There are more than 26 million small businesses
in the United States. Almost all of them -- 98 percent -- have
fewer than 100 employees. Yet, the basic standard for many industries
is 500 employees.
A brief look at the problem
When discussing the diversion of federal small business contracts
to large corporations, most people are amazed to find out that
that a foreign company with 26,000 employees with offices in 17
countries has been considered a small business in the past and
has received federal small business contracts. However,
the reality of the matter is that the problem is not one large
company receiving federal small business contracts, but dozens. We
estimate that roughly $60 billion a year in federal small business
contracts is diverted to large corporations.

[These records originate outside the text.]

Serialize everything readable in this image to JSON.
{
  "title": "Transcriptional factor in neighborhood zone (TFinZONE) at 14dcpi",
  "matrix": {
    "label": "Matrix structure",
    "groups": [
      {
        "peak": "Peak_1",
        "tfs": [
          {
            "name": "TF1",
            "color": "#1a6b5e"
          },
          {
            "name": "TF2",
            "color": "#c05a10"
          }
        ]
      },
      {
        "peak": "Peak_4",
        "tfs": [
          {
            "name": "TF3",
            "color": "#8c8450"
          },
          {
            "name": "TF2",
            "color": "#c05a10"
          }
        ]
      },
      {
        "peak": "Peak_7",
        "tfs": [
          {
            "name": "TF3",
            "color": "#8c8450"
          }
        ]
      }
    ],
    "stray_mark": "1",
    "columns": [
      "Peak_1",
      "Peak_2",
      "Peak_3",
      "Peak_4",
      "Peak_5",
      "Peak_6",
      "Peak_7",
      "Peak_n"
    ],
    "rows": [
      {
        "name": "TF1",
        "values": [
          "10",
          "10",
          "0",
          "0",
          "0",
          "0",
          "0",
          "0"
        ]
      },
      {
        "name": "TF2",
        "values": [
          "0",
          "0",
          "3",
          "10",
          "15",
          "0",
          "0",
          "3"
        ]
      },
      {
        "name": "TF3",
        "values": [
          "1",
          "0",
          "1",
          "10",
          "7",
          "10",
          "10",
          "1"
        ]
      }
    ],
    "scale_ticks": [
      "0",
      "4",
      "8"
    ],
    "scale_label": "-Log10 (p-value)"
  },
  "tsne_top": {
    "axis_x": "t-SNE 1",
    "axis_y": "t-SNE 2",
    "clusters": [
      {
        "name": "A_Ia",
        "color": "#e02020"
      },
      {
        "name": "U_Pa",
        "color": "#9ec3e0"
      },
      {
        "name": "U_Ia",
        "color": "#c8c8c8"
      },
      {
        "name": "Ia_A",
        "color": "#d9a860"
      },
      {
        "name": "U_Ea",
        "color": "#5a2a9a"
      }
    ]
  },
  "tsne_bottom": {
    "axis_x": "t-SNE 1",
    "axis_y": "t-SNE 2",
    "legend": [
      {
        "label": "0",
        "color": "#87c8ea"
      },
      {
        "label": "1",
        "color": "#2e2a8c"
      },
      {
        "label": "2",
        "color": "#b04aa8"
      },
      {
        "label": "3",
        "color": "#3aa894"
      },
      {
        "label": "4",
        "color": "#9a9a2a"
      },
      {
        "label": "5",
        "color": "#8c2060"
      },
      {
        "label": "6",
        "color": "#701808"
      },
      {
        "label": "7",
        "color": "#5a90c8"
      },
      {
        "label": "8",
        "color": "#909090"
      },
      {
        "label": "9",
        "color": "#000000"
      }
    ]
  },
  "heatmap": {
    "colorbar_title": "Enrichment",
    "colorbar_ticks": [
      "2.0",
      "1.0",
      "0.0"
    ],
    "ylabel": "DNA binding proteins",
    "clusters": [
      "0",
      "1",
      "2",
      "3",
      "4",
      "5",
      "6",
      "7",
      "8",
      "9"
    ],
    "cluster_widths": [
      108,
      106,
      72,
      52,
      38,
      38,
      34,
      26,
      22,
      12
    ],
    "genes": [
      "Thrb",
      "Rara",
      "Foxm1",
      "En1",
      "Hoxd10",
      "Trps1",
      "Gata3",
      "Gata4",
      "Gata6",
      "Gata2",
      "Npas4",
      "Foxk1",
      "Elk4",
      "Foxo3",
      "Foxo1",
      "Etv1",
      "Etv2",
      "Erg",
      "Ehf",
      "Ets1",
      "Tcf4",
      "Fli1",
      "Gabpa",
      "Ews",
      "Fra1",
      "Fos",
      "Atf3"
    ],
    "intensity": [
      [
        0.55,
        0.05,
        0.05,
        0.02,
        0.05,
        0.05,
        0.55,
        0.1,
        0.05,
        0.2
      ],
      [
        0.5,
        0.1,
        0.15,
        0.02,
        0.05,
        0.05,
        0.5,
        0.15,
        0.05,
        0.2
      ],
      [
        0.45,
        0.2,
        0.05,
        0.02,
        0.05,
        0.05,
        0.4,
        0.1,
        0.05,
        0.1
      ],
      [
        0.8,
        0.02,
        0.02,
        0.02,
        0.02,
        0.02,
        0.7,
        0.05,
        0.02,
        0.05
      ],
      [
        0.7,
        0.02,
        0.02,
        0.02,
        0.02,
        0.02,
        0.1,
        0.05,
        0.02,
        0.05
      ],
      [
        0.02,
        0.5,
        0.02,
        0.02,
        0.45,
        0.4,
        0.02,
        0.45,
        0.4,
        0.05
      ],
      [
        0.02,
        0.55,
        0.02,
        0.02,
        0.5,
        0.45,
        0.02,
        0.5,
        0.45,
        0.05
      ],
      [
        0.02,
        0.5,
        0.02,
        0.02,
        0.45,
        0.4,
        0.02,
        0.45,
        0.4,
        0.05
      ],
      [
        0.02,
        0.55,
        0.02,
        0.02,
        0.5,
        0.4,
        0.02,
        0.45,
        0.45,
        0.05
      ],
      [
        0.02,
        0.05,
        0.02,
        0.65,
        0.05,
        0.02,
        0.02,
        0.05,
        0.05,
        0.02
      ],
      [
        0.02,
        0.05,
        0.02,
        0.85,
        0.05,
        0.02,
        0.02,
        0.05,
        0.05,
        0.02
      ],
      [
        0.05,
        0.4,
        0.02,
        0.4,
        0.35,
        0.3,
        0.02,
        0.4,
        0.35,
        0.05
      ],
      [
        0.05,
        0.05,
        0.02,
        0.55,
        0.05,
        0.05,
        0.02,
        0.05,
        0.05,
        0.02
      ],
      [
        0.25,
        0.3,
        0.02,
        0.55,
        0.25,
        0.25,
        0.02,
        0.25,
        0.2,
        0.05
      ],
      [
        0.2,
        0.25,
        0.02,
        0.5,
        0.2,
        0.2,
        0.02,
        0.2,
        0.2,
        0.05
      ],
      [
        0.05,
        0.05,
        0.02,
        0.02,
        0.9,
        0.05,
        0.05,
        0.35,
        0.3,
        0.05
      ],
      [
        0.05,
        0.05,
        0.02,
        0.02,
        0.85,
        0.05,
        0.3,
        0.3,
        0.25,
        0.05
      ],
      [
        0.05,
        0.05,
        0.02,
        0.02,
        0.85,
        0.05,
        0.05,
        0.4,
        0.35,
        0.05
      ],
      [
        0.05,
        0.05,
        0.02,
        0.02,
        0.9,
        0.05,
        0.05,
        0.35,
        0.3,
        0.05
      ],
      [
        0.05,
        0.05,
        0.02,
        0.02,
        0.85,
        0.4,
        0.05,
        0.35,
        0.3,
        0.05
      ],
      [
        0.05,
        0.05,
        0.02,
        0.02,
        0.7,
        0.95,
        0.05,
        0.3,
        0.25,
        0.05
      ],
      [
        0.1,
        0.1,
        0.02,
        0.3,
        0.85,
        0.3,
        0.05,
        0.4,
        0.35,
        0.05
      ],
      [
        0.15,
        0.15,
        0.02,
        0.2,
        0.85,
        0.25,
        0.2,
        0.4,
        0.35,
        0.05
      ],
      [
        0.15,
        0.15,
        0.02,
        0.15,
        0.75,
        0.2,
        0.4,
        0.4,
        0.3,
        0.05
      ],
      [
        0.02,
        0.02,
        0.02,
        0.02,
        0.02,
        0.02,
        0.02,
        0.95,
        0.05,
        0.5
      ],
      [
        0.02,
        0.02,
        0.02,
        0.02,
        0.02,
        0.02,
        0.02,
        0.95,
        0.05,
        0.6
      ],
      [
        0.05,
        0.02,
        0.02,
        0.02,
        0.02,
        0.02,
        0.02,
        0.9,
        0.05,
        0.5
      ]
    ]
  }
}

Over the years, the Small Business Administration has revised
its "size standard" - the numerical definitions for each industry.
A recommendation to reduce the basic employee limit to 100 was
halted by the SBA in July 2004, despite response comments that
were overwhelmingly in support of the reduction.
"Small businesses are the backbone of the American economy," Representative
Lynn Woolsey (D-CA) said in June 2004. "By working to change the
definition of a small business for government contracts from 500
to 100 employees, federal contracts specifically designed to ensure
the success of American small business would go where they belong
- to support Americans, not big companies dressed in sheep's clothing."
The Small Business Administration issued the proposed rule change
on March 19, 2004, stating its intention to reduce and simplify
the number of size standards. The proposed rule would have helped
millions of truly small businesses compete for government contracts.
However, the proposal was withdrawn because it would have reclassified
as large businesses more than 34,000 firms currently recognized
as small businesses.
The ASBL is committed to reducing the allowable size of small
businesses so that truly small businesses have a fair opportunity
to compete for government contracts.
- 600 large businesses have been stopped -
Our information prompted their removal from SBA's database of
- Victorious in reducing the SBA's Information
Technology Value-Added Reseller size standard from 500 to 150.
- Gathered overwhelming support for the reduction
in the size standard from 500 to 100 when the SBA sought public
comment. The support ASBL received came from U.S. Chamber of
Commerce, Small Business groups, and concerned small businesses
across the country.
- Won a series legal battles - Since 2004,
the ASBL has won a series of federal lawsuits that have forced
federal agencies to release information, which has shown that
billions of dollars in federal small business contracts reported
as going to small businesses actually wound up in the hands of
some of the largest companies in the world.